Revenue Cycle

Tip: Review managed care contracts to ensure prompt, accurate reimbursement

Patient Financial Services Weekly Advisor, November 5, 2004

Tracking and analyzing underpayments and denials to determine root causes and prevent recurrences will optimize your reimbursement from managed care contracts, says Todd Anderson, CPA, director of internal audit and managed care for Adventist Health System in Hinsdale, IL.

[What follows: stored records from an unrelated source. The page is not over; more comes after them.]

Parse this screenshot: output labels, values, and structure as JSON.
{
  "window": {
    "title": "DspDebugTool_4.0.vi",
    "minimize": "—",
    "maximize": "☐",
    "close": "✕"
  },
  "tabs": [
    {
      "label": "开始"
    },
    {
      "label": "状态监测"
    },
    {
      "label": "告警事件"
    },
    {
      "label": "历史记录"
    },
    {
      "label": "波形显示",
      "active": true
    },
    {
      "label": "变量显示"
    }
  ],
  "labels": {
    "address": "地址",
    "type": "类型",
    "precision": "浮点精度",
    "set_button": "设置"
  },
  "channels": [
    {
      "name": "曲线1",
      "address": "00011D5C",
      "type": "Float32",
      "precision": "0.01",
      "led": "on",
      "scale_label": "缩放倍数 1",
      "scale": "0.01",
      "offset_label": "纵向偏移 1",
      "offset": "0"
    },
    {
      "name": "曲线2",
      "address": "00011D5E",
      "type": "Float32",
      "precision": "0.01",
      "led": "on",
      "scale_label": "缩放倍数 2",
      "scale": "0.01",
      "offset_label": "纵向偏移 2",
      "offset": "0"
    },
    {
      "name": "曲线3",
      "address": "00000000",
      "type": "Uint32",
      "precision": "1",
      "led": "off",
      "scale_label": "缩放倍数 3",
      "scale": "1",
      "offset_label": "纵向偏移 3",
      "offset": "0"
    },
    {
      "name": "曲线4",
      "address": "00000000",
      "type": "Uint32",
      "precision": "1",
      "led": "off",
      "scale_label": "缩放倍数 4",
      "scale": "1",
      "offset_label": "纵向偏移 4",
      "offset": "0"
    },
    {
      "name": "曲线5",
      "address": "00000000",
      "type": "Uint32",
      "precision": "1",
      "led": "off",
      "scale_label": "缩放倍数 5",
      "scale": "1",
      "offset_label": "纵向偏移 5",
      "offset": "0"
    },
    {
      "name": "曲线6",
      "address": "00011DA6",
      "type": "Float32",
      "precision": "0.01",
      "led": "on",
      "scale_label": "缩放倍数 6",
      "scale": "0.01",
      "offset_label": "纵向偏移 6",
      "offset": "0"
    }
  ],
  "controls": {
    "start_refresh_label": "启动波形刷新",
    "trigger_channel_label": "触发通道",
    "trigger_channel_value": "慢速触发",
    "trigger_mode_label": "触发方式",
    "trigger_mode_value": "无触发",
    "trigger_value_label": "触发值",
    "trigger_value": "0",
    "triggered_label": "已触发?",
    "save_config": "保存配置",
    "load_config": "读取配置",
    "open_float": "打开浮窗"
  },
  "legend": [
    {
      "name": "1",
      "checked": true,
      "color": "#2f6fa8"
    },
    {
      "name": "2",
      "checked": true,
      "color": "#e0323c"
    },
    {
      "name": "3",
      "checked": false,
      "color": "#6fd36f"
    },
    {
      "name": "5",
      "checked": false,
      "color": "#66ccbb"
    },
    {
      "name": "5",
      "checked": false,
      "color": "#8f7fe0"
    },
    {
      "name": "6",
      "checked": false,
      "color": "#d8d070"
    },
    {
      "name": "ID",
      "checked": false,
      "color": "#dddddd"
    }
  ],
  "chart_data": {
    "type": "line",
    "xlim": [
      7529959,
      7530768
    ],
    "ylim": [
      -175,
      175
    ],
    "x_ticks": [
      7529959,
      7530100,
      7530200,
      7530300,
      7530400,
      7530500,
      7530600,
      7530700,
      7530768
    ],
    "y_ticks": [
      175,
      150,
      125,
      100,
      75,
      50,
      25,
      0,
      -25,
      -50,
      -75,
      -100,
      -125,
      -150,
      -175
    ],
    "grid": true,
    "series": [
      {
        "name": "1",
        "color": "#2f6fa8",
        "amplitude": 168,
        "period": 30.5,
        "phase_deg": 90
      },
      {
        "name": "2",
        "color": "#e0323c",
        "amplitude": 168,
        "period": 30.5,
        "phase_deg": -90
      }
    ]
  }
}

Use the following testing procedures:

Underpayment recovery

  • Review with a recovery specialist a sample of significant underpaid claims. Determine whether procedures are in place to ensure recovery of underpayments (e.g., tracking underpayments in spreadsheet, pursuing collection of underpaid claims, etc.).
  • Determine the nature of underpayments and review the following:
    - Insurance cards
    - Explanation of benefits
    - Insurance correspondence
    - Payer contracts
    - Patient information and coordination of benefits
    - Account transaction history
    - Account notes
  • Determine the method and time frame in which underpayments were resolved.
  • Determine whether the department analyzed the root causes and whether it recovered the underpayments.

    Denial management

  • Generate a report using denial-adjustment codes and convert it to a spreadsheet for trending and sorting.
  • Gather the following information and statistics for analysis, discussion with management, and inclusion in audit report:
    - Denials by type
    - Denials by payer group
    - Denials by patient type
    - Denials by facility
  • Based on the adjustment code and statistics gathered for denials by type, identify the most significant denials in terms of total dollars and number of cases. Document this for testing or review.
  • For significant denials, select a sample of large denial adjustments for review through the following process:
    - Determine the nature of denials
    - Verify that denials are appropriately written off to the proper adjustment codes
    - If denials are valid and acceptable, determine what actions were taken to minimize or avoid future denials
  • Scan any correspondence received from insurance companies and review it for any incurred or potential denials. Review the patient account notes to check the action taken and verify an appropriate resolution.
  • Review denial-adjustment code mapping to the general ledger. Verify that denial adjustments map to the appropriate general ledger denial accounts.
  • Compare denial amounts to the reported denials per the general ledger or financial statements.